À l’appel du Domaine des sciences sociales de l’ASCAD, Tiassalé s’est rassemblée autour d’une conférence magistrale sur le droit des successions.
Savants, autorités coutumières et populations ont croisé regards et savoirs pour mieux comprendre les règles régissant l’héritage en Côte d’Ivoire. Un sujet au cœur de nombreuses tensions familiales.

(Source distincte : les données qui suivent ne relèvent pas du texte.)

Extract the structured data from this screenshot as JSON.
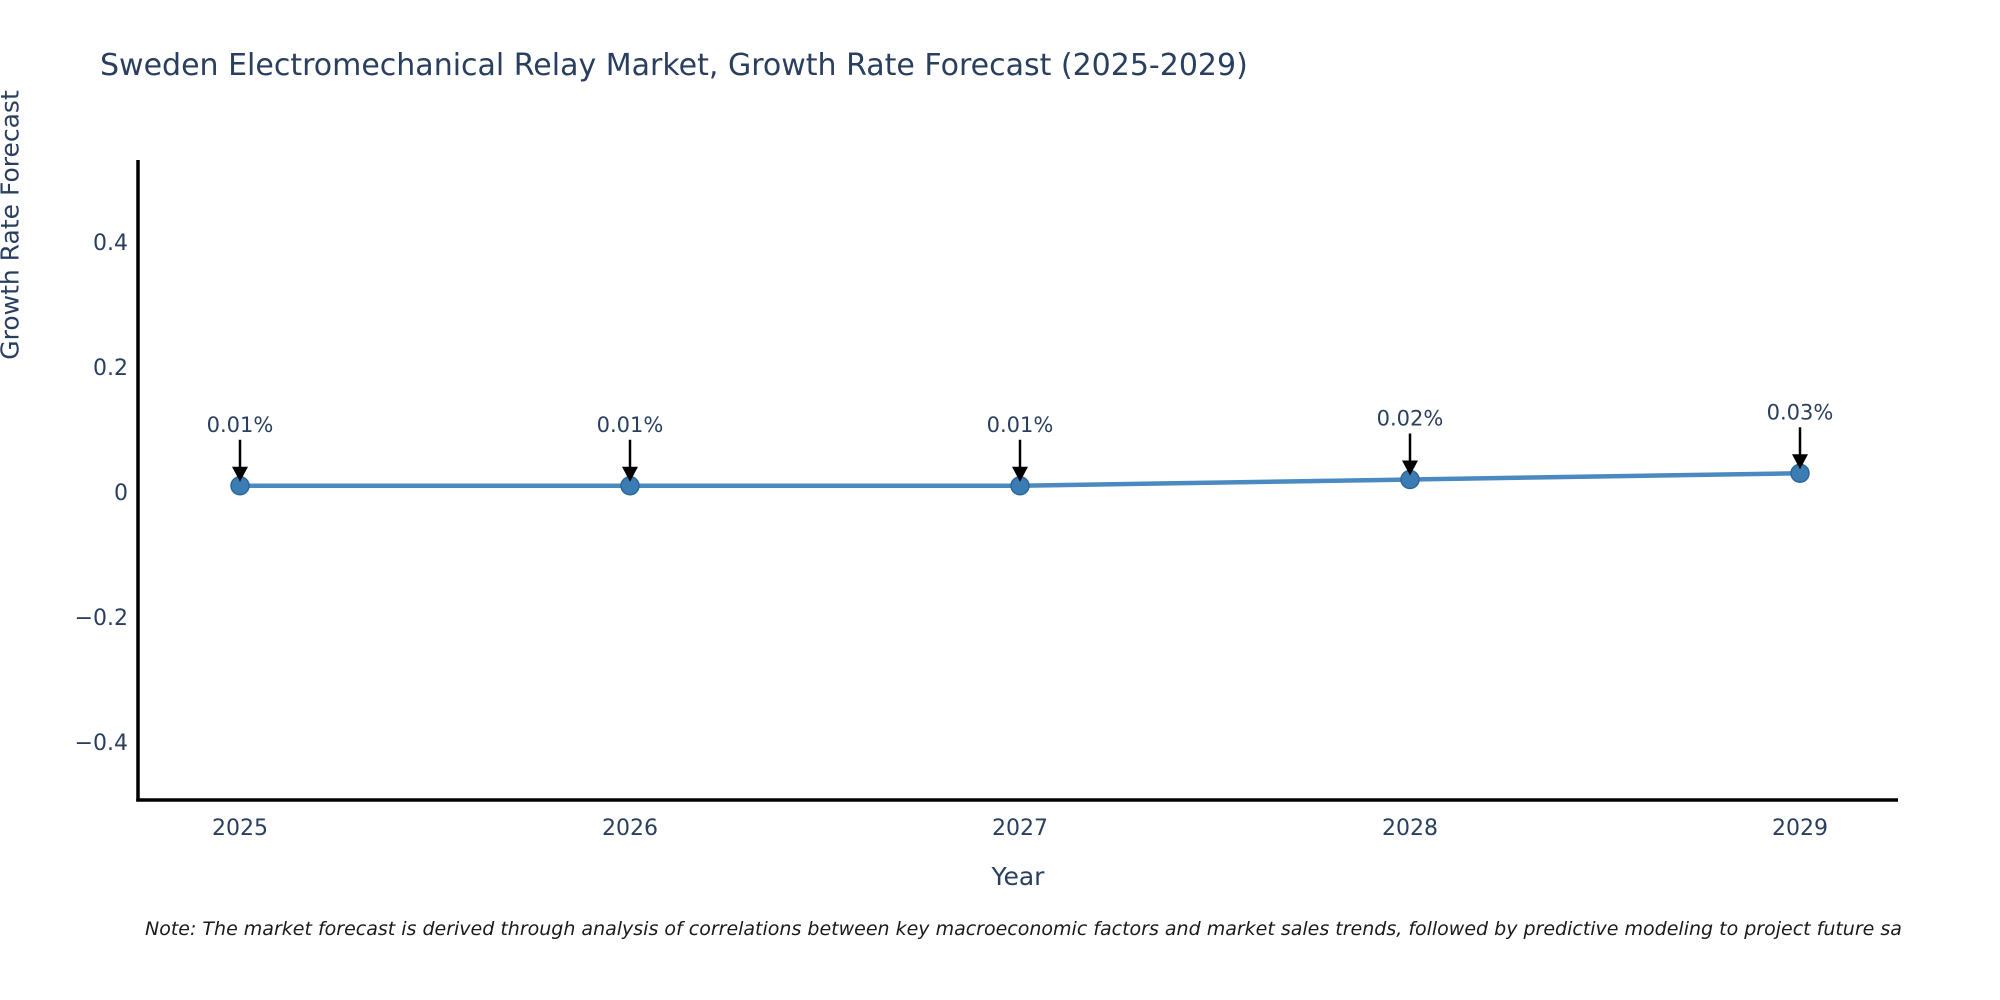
{
  "page": {
    "background": "#ffffff"
  },
  "chart_data": {
    "type": "line",
    "title": "Sweden Electromechanical Relay Market, Growth Rate Forecast (2025-2029)",
    "xlabel": "Year",
    "ylabel": "Growth Rate Forecast",
    "categories": [
      "2025",
      "2026",
      "2027",
      "2028",
      "2029"
    ],
    "series": [
      {
        "name": "Growth Rate Forecast",
        "values": [
          0.01,
          0.01,
          0.01,
          0.02,
          0.03
        ]
      }
    ],
    "point_labels": [
      "0.01%",
      "0.01%",
      "0.01%",
      "0.02%",
      "0.03%"
    ],
    "yticks": [
      0.4,
      0.2,
      0,
      -0.2,
      -0.4
    ],
    "ytick_labels": [
      "0.4",
      "0.2",
      "0",
      "−0.2",
      "−0.4"
    ],
    "ylim": [
      -0.49,
      0.52
    ],
    "grid": false,
    "legend": "none",
    "line_color": "#4a8ac0",
    "marker_color": "#3c7cb5",
    "marker_edge_color": "#2f6699",
    "axis_color": "#000000",
    "text_color": "#2a3f5f",
    "annotation_arrow_color": "#000000"
  },
  "note": {
    "text": "Note: The market forecast is derived through analysis of correlations between key macroeconomic factors and market sales trends, followed by predictive modeling to project future sa"
  }
}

Tiassalé s’est rassemblée et unie, ce vendredi 28 novembre, dans la cour de la préfecture. Répondant à l’appel du Domaine des sciences sociales de l’Académie des sciences, des arts, des cultures d’Afrique et des Diasporas africaines (ASCAD). Les sommités du savoir ivoirien sont venues au contact direct des populations de cette ville cosmopolite; L’objectif était d’expliquer, avec pédagogie et précision, ce que prévoit la loi en matière de succession.
La professeure Oble-Lohoues Jacqueline, agrégée de droit et spécialiste reconnue du droit ivoirien des successions a dit la conférence. Autrice d’un ouvrage de référence sur le sujet, le Professeur Anassé Adja l’a accompagnée. Il est le secrétaire du Domaine des sciences sociales, venu encadrer l’échange. La modération fut assurée par Me Bitty-Kouyaté Christiane, fille de Tiassalé, qui intervint après Pierre Bitty, lequel retraça l’histoire du peuplement de cette terre de brassage. Les voies d’eau et les routes, témoins de nombreuses migrations, ont contribué à renforcer les liens d’une population N’zassa riche de diversité.
La présence d’un aréopage de chefs traditionnels a donné une profondeur particulière à la thématique abordée.
Aux premières loges figuraient le Pr Ake N’Gbo, président de l’ASCAD. Ainsi que la ministre Danielle Boni Claverie, le représentant du Haut Représentant du Président de la République, N’Cho Ambroise, le directeur des institutions. De même que les sous-préfets, le premier adjoint au maire, ainsi que diverses personnalités de haut rang. Sans oublier les délégations des jeunes et des femmes.
La conférencière a rappelé que la relation des Ivoiriens à la succession a connu plusieurs évolutions législatives. La loi de 1964, révisée en 2019, définit aujourd’hui les règles encadrant la transmission du patrimoine. Polygamie, foncier, conflits familiaux récurrents : autant de sujets sensibles qui ont nourri les échanges. Plusieurs cas pratiques ont été étudiés. Permettant à l’auditoire de comprendre concrètement les implications du droit. Insistant sur l’importance d’un cadre juridique clair, la professeure Oble-Lohoues a exhorté les populations à formaliser leurs unions. Et leurs dispositions successorales pour prévenir les litiges qui encombrent trop souvent les tribunaux.
À la suite de la conférence, une séance de dédicace a permis à de nombreux chefs traditionnels d’acquérir l’ouvrage de référence de l’intervenante. L’ASCAD a également procédé à une remise de livres à la bibliothèque municipale. Renforçant ainsi ses liens avec la population locale avant de prendre congé.
La visite s’est achevée à la stèle de Kangah Nianzè. Lieu de mémoire rappelant la route des esclaves durant la traite négrière. Scellant la présence de l’Académie dans la région de l’Agnéby-Tiassa sous le signe du savoir, du souvenir et de la transmission.